By Daniel L. Brown and David A. Schrager
In Hudson Ins. Co. v. M.J. Oppenheim, 604411/05 (Sup Ct, NY County, May 25, 2010) ("Hudson"), Justice Bransten held that statements made in an expert consultant’s report prepared in connection with settlement negotiations were not entitled to the usual protections afforded settlement communications and, therefore, were admissible at trial. The lesson to be learned is that attorneys and clients must be careful when disclosing information during settlement discussions, because otherwise admissible evidence is not rendered inadmissible merely because it was provided during settlement negotiations.
Section 4547 of New York’s Civil Practice Law and Rules, entitled "Compromise and offers to compromise," generally provides that confidential settlement negotiations are inadmissible as evidence and thus cannot be used by or against your adversary at trial if negotiations break down. The Practice Commentaries to CPLR § 4547 state that the rule "is an adoption, in substantially identical language, of the original version of Rule 408 of the Federal Rules of Evidence." Vincent C. Alexander, Practice Commentaries, CPLR 4547 (McKinney’s 2007).

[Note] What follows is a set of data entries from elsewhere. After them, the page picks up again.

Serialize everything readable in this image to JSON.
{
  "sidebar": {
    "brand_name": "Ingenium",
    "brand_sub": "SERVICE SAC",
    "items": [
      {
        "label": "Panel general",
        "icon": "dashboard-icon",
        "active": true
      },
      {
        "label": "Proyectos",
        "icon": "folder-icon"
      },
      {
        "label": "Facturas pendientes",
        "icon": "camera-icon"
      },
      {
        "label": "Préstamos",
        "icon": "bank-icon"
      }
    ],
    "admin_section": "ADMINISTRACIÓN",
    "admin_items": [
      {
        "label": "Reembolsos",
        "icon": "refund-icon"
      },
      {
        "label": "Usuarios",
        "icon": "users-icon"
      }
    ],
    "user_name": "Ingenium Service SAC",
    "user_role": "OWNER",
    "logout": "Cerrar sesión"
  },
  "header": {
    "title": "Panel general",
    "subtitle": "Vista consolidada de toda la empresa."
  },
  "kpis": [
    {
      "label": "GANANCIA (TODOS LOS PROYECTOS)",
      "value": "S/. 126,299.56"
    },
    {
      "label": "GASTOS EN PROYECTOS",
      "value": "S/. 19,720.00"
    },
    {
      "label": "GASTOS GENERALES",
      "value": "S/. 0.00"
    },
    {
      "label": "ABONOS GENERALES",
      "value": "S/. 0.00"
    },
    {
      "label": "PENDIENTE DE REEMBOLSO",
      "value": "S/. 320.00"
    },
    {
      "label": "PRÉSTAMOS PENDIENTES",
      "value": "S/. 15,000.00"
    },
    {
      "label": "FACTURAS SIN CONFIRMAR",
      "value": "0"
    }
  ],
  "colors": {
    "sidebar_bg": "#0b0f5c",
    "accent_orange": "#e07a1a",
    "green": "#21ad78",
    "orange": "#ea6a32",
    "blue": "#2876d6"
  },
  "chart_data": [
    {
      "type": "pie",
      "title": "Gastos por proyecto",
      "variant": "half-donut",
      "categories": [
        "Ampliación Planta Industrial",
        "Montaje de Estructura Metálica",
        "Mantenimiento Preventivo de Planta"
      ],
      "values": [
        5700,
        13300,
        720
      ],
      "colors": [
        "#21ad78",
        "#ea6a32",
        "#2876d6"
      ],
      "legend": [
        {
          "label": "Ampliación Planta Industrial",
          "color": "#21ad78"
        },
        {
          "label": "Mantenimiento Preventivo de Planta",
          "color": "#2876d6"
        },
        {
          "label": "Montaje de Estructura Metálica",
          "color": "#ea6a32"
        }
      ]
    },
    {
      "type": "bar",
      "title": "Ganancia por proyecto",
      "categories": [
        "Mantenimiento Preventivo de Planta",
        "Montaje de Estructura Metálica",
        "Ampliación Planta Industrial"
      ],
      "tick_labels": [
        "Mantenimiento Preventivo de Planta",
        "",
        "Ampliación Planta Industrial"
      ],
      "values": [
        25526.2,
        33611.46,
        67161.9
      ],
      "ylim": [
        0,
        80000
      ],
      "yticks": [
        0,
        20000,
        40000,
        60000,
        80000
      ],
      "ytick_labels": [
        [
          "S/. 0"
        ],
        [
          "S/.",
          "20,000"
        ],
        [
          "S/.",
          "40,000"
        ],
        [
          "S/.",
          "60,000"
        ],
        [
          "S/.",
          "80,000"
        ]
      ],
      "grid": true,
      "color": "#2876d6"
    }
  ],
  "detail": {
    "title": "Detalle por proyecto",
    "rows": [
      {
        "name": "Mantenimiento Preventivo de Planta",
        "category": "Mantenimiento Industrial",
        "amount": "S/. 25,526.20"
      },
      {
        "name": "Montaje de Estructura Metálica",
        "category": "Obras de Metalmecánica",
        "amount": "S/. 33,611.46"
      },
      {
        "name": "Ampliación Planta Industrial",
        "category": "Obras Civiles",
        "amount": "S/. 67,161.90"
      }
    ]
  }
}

In Hudson, plaintiffs sought to use at trial certain statements contained in the defendant’s expert’s report that was provided to plaintiffs as part of settlement discussions. Defendant objected, arguing that because the expert’s report was provided for purposes of settlement negotiations only, it was inadmissible as evidence pursuant to CPLR §4547. Specifically, defendant pointed to the language in CPLR §4547 which provides that "[e]vidence of any conduct or statement made during compromise negotiations shall  be inadmissible." CPLR §4547.
In response, plaintiffs made two arguments. First, plaintiffs argued that the expert’s report did not fall within the protection afforded by CPLR §4547, because the settlement negotiations did not ultimately result in a settlement offer or conclude in a settlement. Second, plaintiffs argued that the statements and materials contained in the expert’s report were the product of an investigation to determine whether to accept or reject insurance coverage, prepared in the insurance organization’s ordinary course of business. The court rejected the plaintiffs’ first argument, because protection under CPLR §4547 is not contingent on the outcome of settlement negotiations. However, the court agreed with the plaintiffs that the statements and materials contained in the expert’s report were prepared in the insurance organization’s ordinary course of business. Therefore, because CPLR §4547 also provides that "the provisions of this section shall not require the exclusion of any evidence, which is otherwise discoverable, solely because such evidence was presented during the course of compromise negotiations," the court held that the statements and materials contained in the expert’s report was not subject to the protection afforded by CPLR §4547 merely because they were produced during settlement negotiations.
As demonstrated by the Hudson decision, attorneys involved in commercial disputes governed by New York law would be advised to tread carefully during settlement negotiations, as statements and materials provided therein are not automatically protected under CPLR §4547, and may be used against your client if a settlement before trial is not achieved.